Damned if you do: politics trumps truth

Checking into Twitter the other day, I found #Carson trending. Since I am a huge fan of Ben Carson, I was delighted. It turns out that the right-leaning alt-media was all a-twitter with such stories as these:

MSM SILENT: Ben Carson finds $500 BILLION in Fraud-Mismanagement in HUD Audit. [caps in original]

There are two stories here: Ben Carson, newly-appointed by Trump to be HUD Secretary, himself uncovers huge levels of fraud from Obama-era HUD (some headlines emphasized the Obama connection); and the shameful and prejudicial silence of the MainStream Media in the face of this shocking discovery.

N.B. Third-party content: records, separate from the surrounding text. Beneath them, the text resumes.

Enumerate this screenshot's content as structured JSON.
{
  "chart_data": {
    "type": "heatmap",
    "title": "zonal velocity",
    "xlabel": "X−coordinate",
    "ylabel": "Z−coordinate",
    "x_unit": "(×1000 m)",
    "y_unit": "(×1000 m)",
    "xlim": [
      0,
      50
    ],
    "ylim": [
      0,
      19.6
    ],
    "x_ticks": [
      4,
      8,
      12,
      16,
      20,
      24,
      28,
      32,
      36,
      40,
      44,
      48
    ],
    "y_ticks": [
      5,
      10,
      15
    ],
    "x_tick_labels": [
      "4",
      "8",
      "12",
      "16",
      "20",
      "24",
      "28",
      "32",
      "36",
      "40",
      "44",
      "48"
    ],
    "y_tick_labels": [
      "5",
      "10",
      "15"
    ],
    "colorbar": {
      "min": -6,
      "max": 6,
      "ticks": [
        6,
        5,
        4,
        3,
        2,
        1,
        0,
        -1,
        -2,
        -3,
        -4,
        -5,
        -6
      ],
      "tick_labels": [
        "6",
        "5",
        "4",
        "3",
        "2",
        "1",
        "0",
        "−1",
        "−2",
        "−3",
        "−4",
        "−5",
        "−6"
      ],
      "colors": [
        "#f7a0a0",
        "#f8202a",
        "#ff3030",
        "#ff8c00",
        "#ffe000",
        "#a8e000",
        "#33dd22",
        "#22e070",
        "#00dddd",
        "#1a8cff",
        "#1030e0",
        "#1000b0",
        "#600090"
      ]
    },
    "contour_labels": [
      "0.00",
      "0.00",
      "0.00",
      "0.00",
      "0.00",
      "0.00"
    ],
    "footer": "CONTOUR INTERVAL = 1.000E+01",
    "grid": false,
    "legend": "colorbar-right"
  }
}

A quick search of the news showed that there was indeed silence in the large houses of print and broadcast journalism on this subject. But I smelled a rat--or a family of them. If Ben Carson had indeed discovered actual fraud, it would be all over the media, even the MainStream channels.

The media love to report fraud. They surely select facts, and they surely spin them, but coverup is not something journalists are known for. Furthermore--to use just the example of The Washington Post--no Federal agency, not even Obama's HUD, is exempt from hard-nosed investigation and reporting. Look at that link's biting lede: "The federal government's largest housing construction program for the poor has squandered hundreds of millions of dollars on stalled or abandoned projects ..." You'd think that'd be enough to make your average libertarian do cartwheels in a transport of joy (oh, wait, that'd be Amtrak).

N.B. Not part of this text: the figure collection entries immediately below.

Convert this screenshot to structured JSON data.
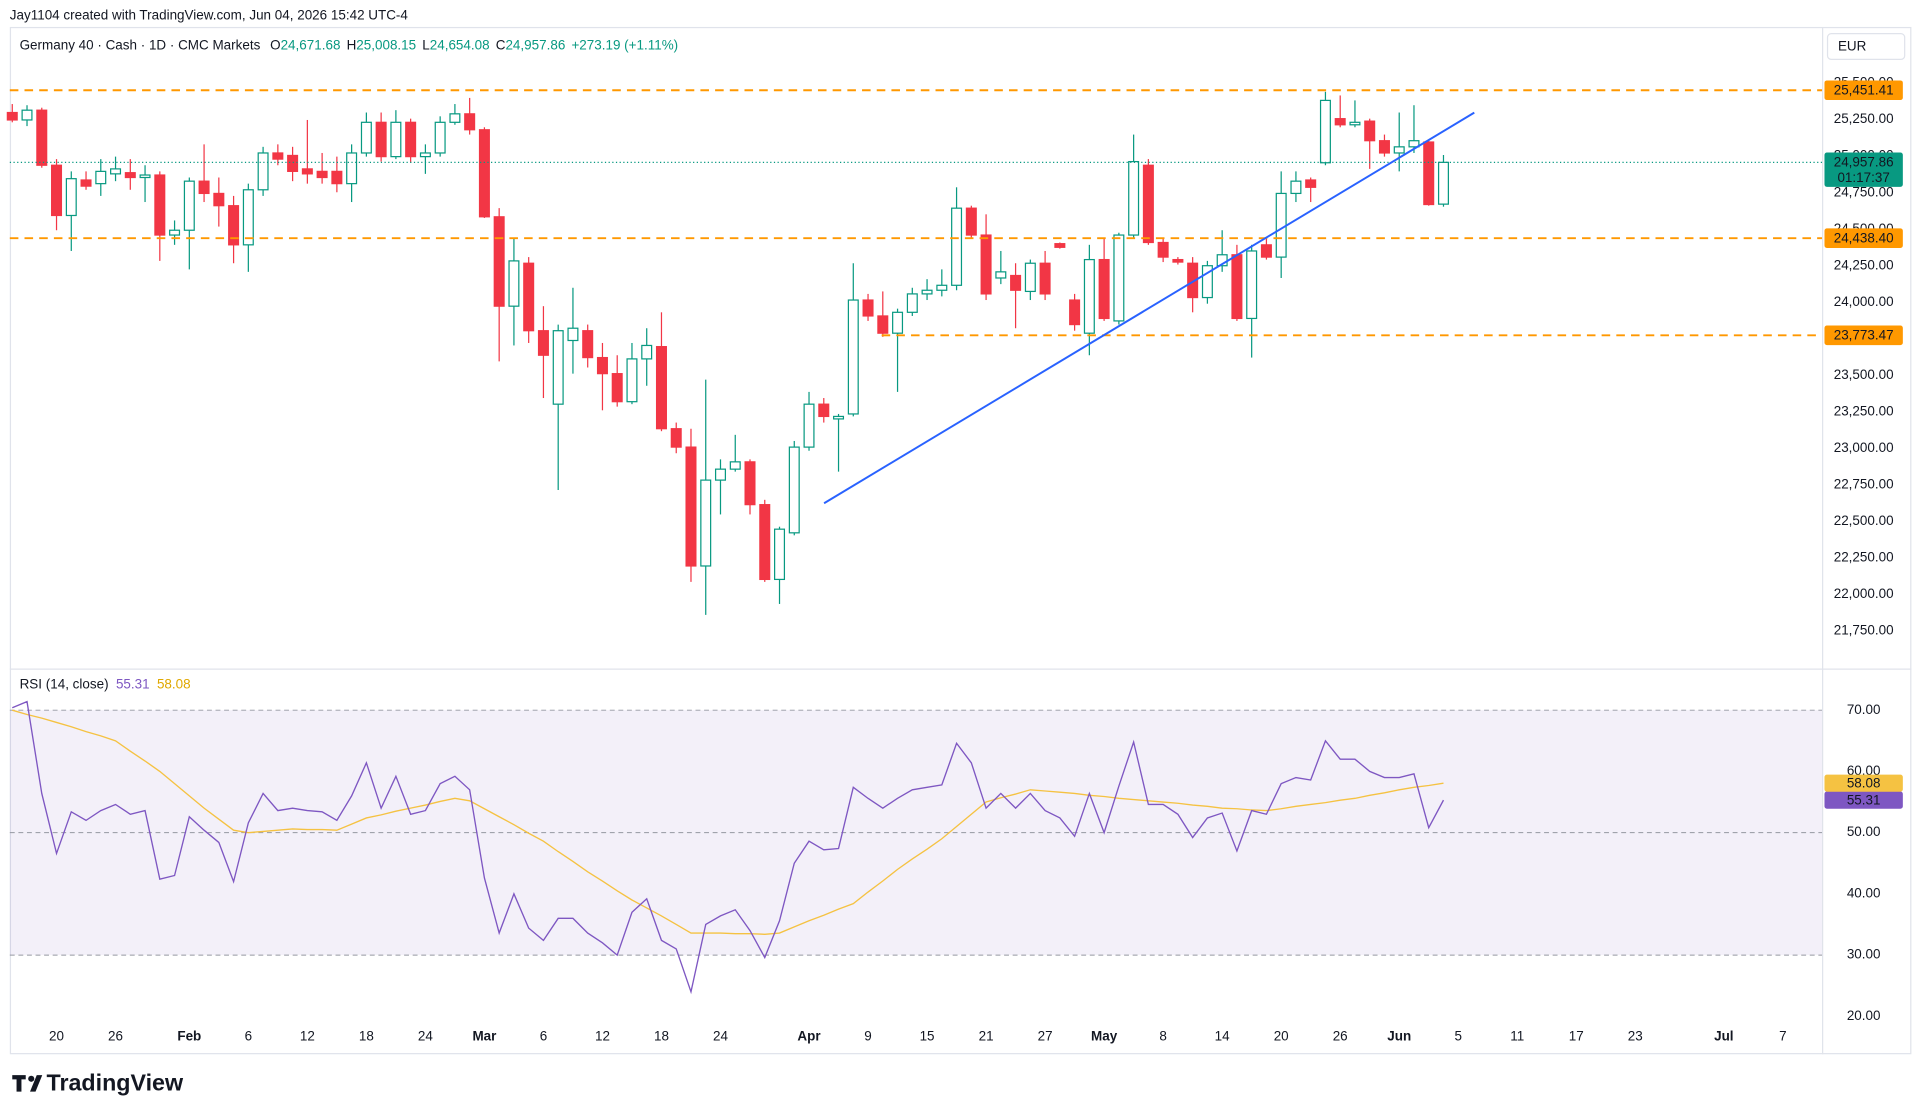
{
  "header": {
    "credit": "Jay1104 created with TradingView.com, Jun 04, 2026 15:42 UTC-4",
    "symbol": "Germany 40 · Cash · 1D · CMC Markets",
    "ohlc": [
      {
        "key": "O",
        "value": "24,671.68"
      },
      {
        "key": "H",
        "value": "25,008.15"
      },
      {
        "key": "L",
        "value": "24,654.08"
      },
      {
        "key": "C",
        "value": "24,957.86"
      }
    ],
    "change": "+273.19 (+1.11%)",
    "currency": "EUR"
  },
  "price_lines": [
    {
      "value": 25451.41,
      "label": "25,451.41",
      "color": "#ff9800"
    },
    {
      "value": 24438.4,
      "label": "24,438.40",
      "color": "#ff9800"
    },
    {
      "value": 23773.47,
      "label": "23,773.47",
      "color": "#ff9800"
    }
  ],
  "last_price": {
    "value": 24957.86,
    "label": "24,957.86",
    "countdown": "01:17:37",
    "color": "#089981"
  },
  "brand": "TradingView",
  "chart_data": [
    {
      "type": "candlestick",
      "categories": [
        null,
        null,
        null,
        "20",
        null,
        null,
        null,
        "26",
        null,
        null,
        null,
        null,
        "Feb",
        null,
        null,
        null,
        "6",
        null,
        null,
        null,
        "12",
        null,
        null,
        null,
        "18",
        null,
        null,
        null,
        "24",
        null,
        null,
        null,
        "Mar",
        null,
        null,
        null,
        "6",
        null,
        null,
        null,
        "12",
        null,
        null,
        null,
        "18",
        null,
        null,
        null,
        "24",
        null,
        null,
        null,
        null,
        null,
        "Apr",
        null,
        null,
        null,
        "9",
        null,
        null,
        null,
        "15",
        null,
        null,
        null,
        "21",
        null,
        null,
        null,
        "27",
        null,
        null,
        null,
        "May",
        null,
        null,
        null,
        "8",
        null,
        null,
        null,
        "14",
        null,
        null,
        null,
        "20",
        null,
        null,
        null,
        "26",
        null,
        null,
        null,
        "Jun",
        null,
        null,
        null,
        "5",
        null,
        null,
        null,
        "11",
        null,
        null,
        null,
        "17",
        null,
        null,
        null,
        "23",
        null,
        null,
        null,
        null,
        null,
        "Jul",
        null,
        null,
        null,
        "7",
        null,
        null
      ],
      "open": [
        25299,
        25248,
        25315,
        24938,
        24594,
        24837,
        24812,
        24879,
        24887,
        24854,
        24871,
        24460,
        24493,
        24829,
        24745,
        24661,
        24393,
        24770,
        25022,
        25005,
        24913,
        24896,
        24896,
        24812,
        25022,
        25232,
        24997,
        25232,
        24997,
        25022,
        25232,
        25290,
        25181,
        24585,
        23973,
        24267,
        23805,
        23302,
        23738,
        23805,
        23621,
        23511,
        23319,
        23612,
        23696,
        23134,
        23008,
        22194,
        22782,
        22857,
        22907,
        22614,
        22102,
        22421,
        23008,
        23302,
        23201,
        23235,
        24015,
        23906,
        23788,
        23931,
        24057,
        24082,
        24116,
        24644,
        24460,
        24166,
        24183,
        24074,
        24267,
        24401,
        24015,
        23788,
        24292,
        23872,
        24460,
        24938,
        24409,
        24292,
        24267,
        24032,
        24250,
        24325,
        23889,
        24393,
        24309,
        24745,
        24837,
        24955,
        25257,
        25215,
        25240,
        25106,
        25022,
        25064,
        25097,
        24671.68,
        null,
        null,
        null,
        null,
        null,
        null,
        null,
        null,
        null,
        null,
        null,
        null,
        null,
        null,
        null,
        null,
        null,
        null,
        null,
        null,
        null,
        null,
        null,
        null,
        null
      ],
      "high": [
        25357,
        25349,
        25332,
        24980,
        24896,
        24896,
        24980,
        24997,
        24980,
        24938,
        24896,
        24560,
        24854,
        25081,
        24854,
        24728,
        24812,
        25064,
        25081,
        25064,
        25248,
        25022,
        24997,
        25081,
        25299,
        25299,
        25315,
        25257,
        25081,
        25273,
        25357,
        25399,
        25198,
        24644,
        24434,
        24309,
        23973,
        23847,
        24099,
        23847,
        23721,
        23637,
        23721,
        23822,
        23931,
        23176,
        23134,
        23470,
        22924,
        23092,
        22924,
        22647,
        22463,
        23050,
        23386,
        23344,
        23235,
        24267,
        24057,
        24074,
        23956,
        24099,
        24158,
        24225,
        24787,
        24661,
        24602,
        24351,
        24267,
        24292,
        24351,
        24409,
        24057,
        24393,
        24434,
        24476,
        25148,
        24980,
        24434,
        24309,
        24309,
        24283,
        24493,
        24393,
        24393,
        24434,
        24896,
        24896,
        24854,
        25441,
        25416,
        25382,
        25257,
        25148,
        25299,
        25349,
        25114,
        25008.15,
        null,
        null,
        null,
        null,
        null,
        null,
        null,
        null,
        null,
        null,
        null,
        null,
        null,
        null,
        null,
        null,
        null,
        null,
        null,
        null,
        null,
        null,
        null,
        null,
        null
      ],
      "low": [
        25232,
        25206,
        24921,
        24493,
        24351,
        24770,
        24728,
        24829,
        24770,
        24686,
        24283,
        24393,
        24225,
        24686,
        24518,
        24267,
        24208,
        24728,
        24938,
        24829,
        24812,
        24812,
        24753,
        24686,
        24997,
        24963,
        24980,
        24955,
        24879,
        24997,
        25215,
        25148,
        24577,
        23595,
        23704,
        23721,
        23344,
        22714,
        23511,
        23553,
        23260,
        23285,
        23302,
        23428,
        23117,
        22966,
        22085,
        21859,
        22547,
        22840,
        22547,
        22085,
        21934,
        22404,
        22983,
        23176,
        22840,
        23218,
        23872,
        23763,
        23386,
        23906,
        24015,
        24040,
        24082,
        24434,
        24015,
        24124,
        23822,
        24015,
        24015,
        24367,
        23805,
        23637,
        23872,
        23847,
        24434,
        24393,
        24275,
        24258,
        23931,
        23990,
        24208,
        23872,
        23621,
        24292,
        24166,
        24686,
        24686,
        24938,
        25198,
        25198,
        24913,
        24997,
        24896,
        25022,
        24661,
        24654.08,
        null,
        null,
        null,
        null,
        null,
        null,
        null,
        null,
        null,
        null,
        null,
        null,
        null,
        null,
        null,
        null,
        null,
        null,
        null,
        null,
        null,
        null,
        null,
        null,
        null
      ],
      "close": [
        25248,
        25315,
        24938,
        24594,
        24846,
        24795,
        24896,
        24913,
        24854,
        24871,
        24460,
        24493,
        24829,
        24745,
        24661,
        24393,
        24770,
        25022,
        24980,
        24896,
        24879,
        24854,
        24812,
        25022,
        25232,
        24997,
        25232,
        24997,
        25022,
        25232,
        25290,
        25181,
        24585,
        23973,
        24283,
        23805,
        23637,
        23805,
        23822,
        23621,
        23511,
        23319,
        23612,
        23704,
        23134,
        23008,
        22194,
        22782,
        22857,
        22907,
        22614,
        22102,
        22446,
        23008,
        23302,
        23218,
        23218,
        24015,
        23906,
        23788,
        23931,
        24057,
        24082,
        24116,
        24644,
        24460,
        24057,
        24208,
        24082,
        24267,
        24057,
        24376,
        23847,
        24292,
        23889,
        24460,
        24963,
        24409,
        24309,
        24275,
        24032,
        24250,
        24325,
        23889,
        24351,
        24309,
        24745,
        24829,
        24787,
        25382,
        25215,
        25232,
        25106,
        25022,
        25064,
        25106,
        24669,
        24957.86,
        null,
        null,
        null,
        null,
        null,
        null,
        null,
        null,
        null,
        null,
        null,
        null,
        null,
        null,
        null,
        null,
        null,
        null,
        null,
        null,
        null,
        null,
        null,
        null,
        null
      ],
      "up_color": "#089981",
      "down_color": "#f23645",
      "ylim": [
        21500,
        25885
      ],
      "yticks": [
        {
          "value": 25500,
          "label": "25,500.00"
        },
        {
          "value": 25250,
          "label": "25,250.00"
        },
        {
          "value": 25000,
          "label": "25,000.00"
        },
        {
          "value": 24750,
          "label": "24,750.00"
        },
        {
          "value": 24500,
          "label": "24,500.00"
        },
        {
          "value": 24250,
          "label": "24,250.00"
        },
        {
          "value": 24000,
          "label": "24,000.00"
        },
        {
          "value": 23750,
          "label": "23,750.00"
        },
        {
          "value": 23500,
          "label": "23,500.00"
        },
        {
          "value": 23250,
          "label": "23,250.00"
        },
        {
          "value": 23000,
          "label": "23,000.00"
        },
        {
          "value": 22750,
          "label": "22,750.00"
        },
        {
          "value": 22500,
          "label": "22,500.00"
        },
        {
          "value": 22250,
          "label": "22,250.00"
        },
        {
          "value": 22000,
          "label": "22,000.00"
        },
        {
          "value": 21750,
          "label": "21,750.00"
        }
      ],
      "grid": false
    },
    {
      "type": "line",
      "title": "RSI (14, close)",
      "series": [
        {
          "legend_label": "55.31",
          "color": "#7e57c2",
          "values": [
            70.4,
            71.4,
            56.4,
            46.6,
            53.4,
            52,
            53.6,
            54.6,
            53,
            53.6,
            42.4,
            43,
            52.6,
            50.4,
            48.4,
            42,
            51.6,
            56.4,
            53.6,
            54,
            53.6,
            53.4,
            52,
            56,
            61.4,
            54,
            59.2,
            53,
            53.6,
            58,
            59.2,
            57,
            42.6,
            33.6,
            40,
            34.4,
            32.4,
            36,
            36,
            33.6,
            32,
            30,
            37,
            39.2,
            32.4,
            31,
            24,
            35,
            36.4,
            37.4,
            34,
            29.6,
            35.6,
            45,
            48.6,
            47.2,
            47.4,
            57.4,
            55.6,
            54,
            55.6,
            57,
            57.4,
            57.8,
            64.6,
            61.4,
            54,
            56.4,
            54,
            56.4,
            53.6,
            52.4,
            49.4,
            56.4,
            50,
            57.6,
            64.8,
            54.6,
            54.6,
            53,
            49.2,
            52.4,
            53.2,
            47,
            53.6,
            53,
            58,
            59,
            58.6,
            65,
            62,
            62,
            60,
            59,
            59,
            59.6,
            50.8,
            55.31,
            null,
            null,
            null,
            null,
            null,
            null,
            null,
            null,
            null,
            null,
            null,
            null,
            null,
            null,
            null,
            null,
            null,
            null,
            null,
            null,
            null,
            null,
            null,
            null,
            null
          ]
        },
        {
          "legend_label": "58.08",
          "color": "#f5c242",
          "values": [
            70,
            69.3,
            68.7,
            68,
            67.3,
            66.5,
            65.8,
            65,
            63.3,
            61.7,
            60,
            58,
            56,
            54,
            52.2,
            50.4,
            50,
            50.2,
            50.4,
            50.6,
            50.5,
            50.5,
            50.4,
            51.4,
            52.4,
            52.9,
            53.5,
            54,
            54.5,
            55.1,
            55.6,
            55.2,
            53.9,
            52.6,
            51.3,
            49.9,
            48.6,
            46.9,
            45.3,
            43.6,
            42.1,
            40.5,
            39,
            37.7,
            36.4,
            35,
            33.6,
            33.6,
            33.6,
            33.5,
            33.5,
            33.4,
            33.6,
            34.6,
            35.6,
            36.5,
            37.5,
            38.4,
            40.3,
            42.1,
            44,
            45.7,
            47.3,
            49,
            51,
            53,
            55,
            55.7,
            56.3,
            57,
            56.8,
            56.6,
            56.4,
            56.1,
            55.9,
            55.6,
            55.4,
            55.2,
            55,
            54.8,
            54.5,
            54.3,
            54,
            53.9,
            53.7,
            53.6,
            53.9,
            54.3,
            54.6,
            54.9,
            55.3,
            55.6,
            56.1,
            56.5,
            57,
            57.4,
            57.7,
            58.08,
            null,
            null,
            null,
            null,
            null,
            null,
            null,
            null,
            null,
            null,
            null,
            null,
            null,
            null,
            null,
            null,
            null,
            null,
            null,
            null,
            null,
            null,
            null,
            null,
            null
          ]
        }
      ],
      "levels": [
        70,
        50,
        30
      ],
      "band_color": "#7e57c2",
      "ylim": [
        14.4,
        76.4
      ],
      "yticks": [
        {
          "value": 70,
          "label": "70.00"
        },
        {
          "value": 60,
          "label": "60.00"
        },
        {
          "value": 50,
          "label": "50.00"
        },
        {
          "value": 40,
          "label": "40.00"
        },
        {
          "value": 30,
          "label": "30.00"
        },
        {
          "value": 20,
          "label": "20.00"
        }
      ]
    }
  ]
}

Thank goodness for Snopes, which reported on the family of stories on Apr. 7. It turns out that the $500 billion was an accumulation of bookkeeping errors (both plus and minus) reported in HUD's 2016 audit released in mid-November, 2016.

Oh, and uh, when was Ben Carson appointed? More than 3 months after the audit was made public. Ben Carson had nothing to do with the audit or the findings. Snopes issued a finding of "mostly false," which seems mild to me. Snopes must be giving the false reports some credit at least for issuing the audit information, which is factual, and which has been available since it was released on the HUD website:
Even clearer, though, is the report on the audit of HUD's own Inspector General David Montoya, an Obama-era appointee, released on March 1, 2017 (just before Carson's confirmation). This report clearly summarizes the findings and the rationale for the internal investigation that clarified them.

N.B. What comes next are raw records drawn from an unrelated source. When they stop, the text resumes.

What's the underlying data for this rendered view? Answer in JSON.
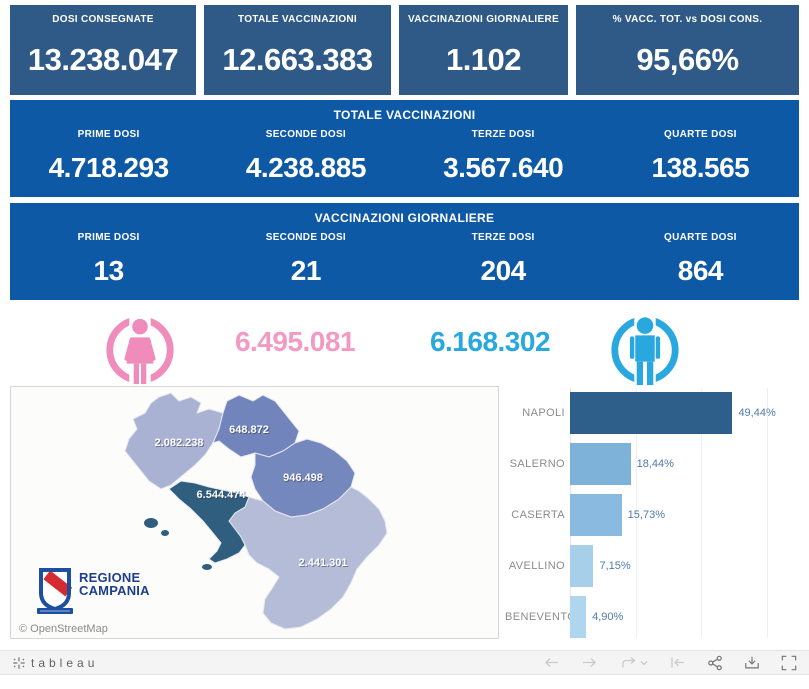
{
  "kpi_row": [
    {
      "label": "DOSI CONSEGNATE",
      "value": "13.238.047"
    },
    {
      "label": "TOTALE VACCINAZIONI",
      "value": "12.663.383"
    },
    {
      "label": "VACCINAZIONI GIORNALIERE",
      "value": "1.102"
    },
    {
      "label": "% VACC. TOT. vs DOSI CONS.",
      "value": "95,66%"
    }
  ],
  "totale_band": {
    "title": "TOTALE VACCINAZIONI",
    "columns": [
      {
        "label": "PRIME DOSI",
        "value": "4.718.293"
      },
      {
        "label": "SECONDE DOSI",
        "value": "4.238.885"
      },
      {
        "label": "TERZE DOSI",
        "value": "3.567.640"
      },
      {
        "label": "QUARTE DOSI",
        "value": "138.565"
      }
    ]
  },
  "giornaliere_band": {
    "title": "VACCINAZIONI GIORNALIERE",
    "columns": [
      {
        "label": "PRIME DOSI",
        "value": "13"
      },
      {
        "label": "SECONDE DOSI",
        "value": "21"
      },
      {
        "label": "TERZE DOSI",
        "value": "204"
      },
      {
        "label": "QUARTE DOSI",
        "value": "864"
      }
    ]
  },
  "gender": {
    "female_value": "6.495.081",
    "male_value": "6.168.302",
    "female_color": "#F08CBC",
    "male_color": "#29A8DF"
  },
  "map": {
    "attribution": "© OpenStreetMap",
    "logo_line1": "REGIONE",
    "logo_line2": "CAMPANIA",
    "regions": [
      {
        "name": "Caserta",
        "value": "2.082.238",
        "color": "#A9B2D3"
      },
      {
        "name": "Benevento",
        "value": "648.872",
        "color": "#7185BC"
      },
      {
        "name": "Avellino",
        "value": "946.498",
        "color": "#7488BE"
      },
      {
        "name": "Napoli",
        "value": "6.544.474",
        "color": "#2F5E7E"
      },
      {
        "name": "Salerno",
        "value": "2.441.301",
        "color": "#B4BCD8"
      }
    ]
  },
  "chart_data": {
    "type": "bar",
    "orientation": "horizontal",
    "title": "",
    "xlabel": "",
    "ylabel": "",
    "categories": [
      "NAPOLI",
      "SALERNO",
      "CASERTA",
      "AVELLINO",
      "BENEVENTO"
    ],
    "values": [
      49.44,
      18.44,
      15.73,
      7.15,
      4.9
    ],
    "value_labels": [
      "49,44%",
      "18,44%",
      "15,73%",
      "7,15%",
      "4,90%"
    ],
    "bar_colors": [
      "#2E5F8A",
      "#7FB2D9",
      "#8ABADF",
      "#A7CFEA",
      "#AFD6EE"
    ],
    "xlim": [
      0,
      70
    ],
    "grid": true,
    "legend_position": "none"
  },
  "footer": {
    "brand": "tableau",
    "icons": [
      "undo",
      "redo",
      "replay",
      "reset",
      "share",
      "download",
      "fullscreen"
    ]
  }
}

This is not the work of independent, muckraking journalists. This is government investigating itself and reporting on its own screwups. To put it in the appropriate political context, this is the Obama administration reporting on its own screwups. And, as a reward, the right-wing Twittersphere spun a gossamer web of lies. Why not just say that Ben Carson has his work cut out for him moving forward with this report and getting things on the right track? It seems to me to be a huge job. There's enough of a story there. But hyper-partisanship can't accept anything that smacks of bi-partisan working through things.

As for the MainStream Media, it's looking elsewhere, its attention transfixed by Donald Trump, whose transparency is like something out of a Devil's Dictionary: "I am transparent. I say what I say, and it makes no difference if it's true or false. The only thing that matters to me is to say things--even false things--that work to my advantage." A riveting story, for sure (especially if the rivets are Russian-made), but also one that seems to be draining every last ounce of media attention so that there seems to be no interest in what happened at HUD.

In the HUD case, the only thing that would've made a difference would've been if they'd tried to cover up the findings of the audit. Then there would've been no lack of heroic journalism. As it was, all we got was boring government doing its thing and partisan shills breaking windows about it. In my book of folly, that's a crime.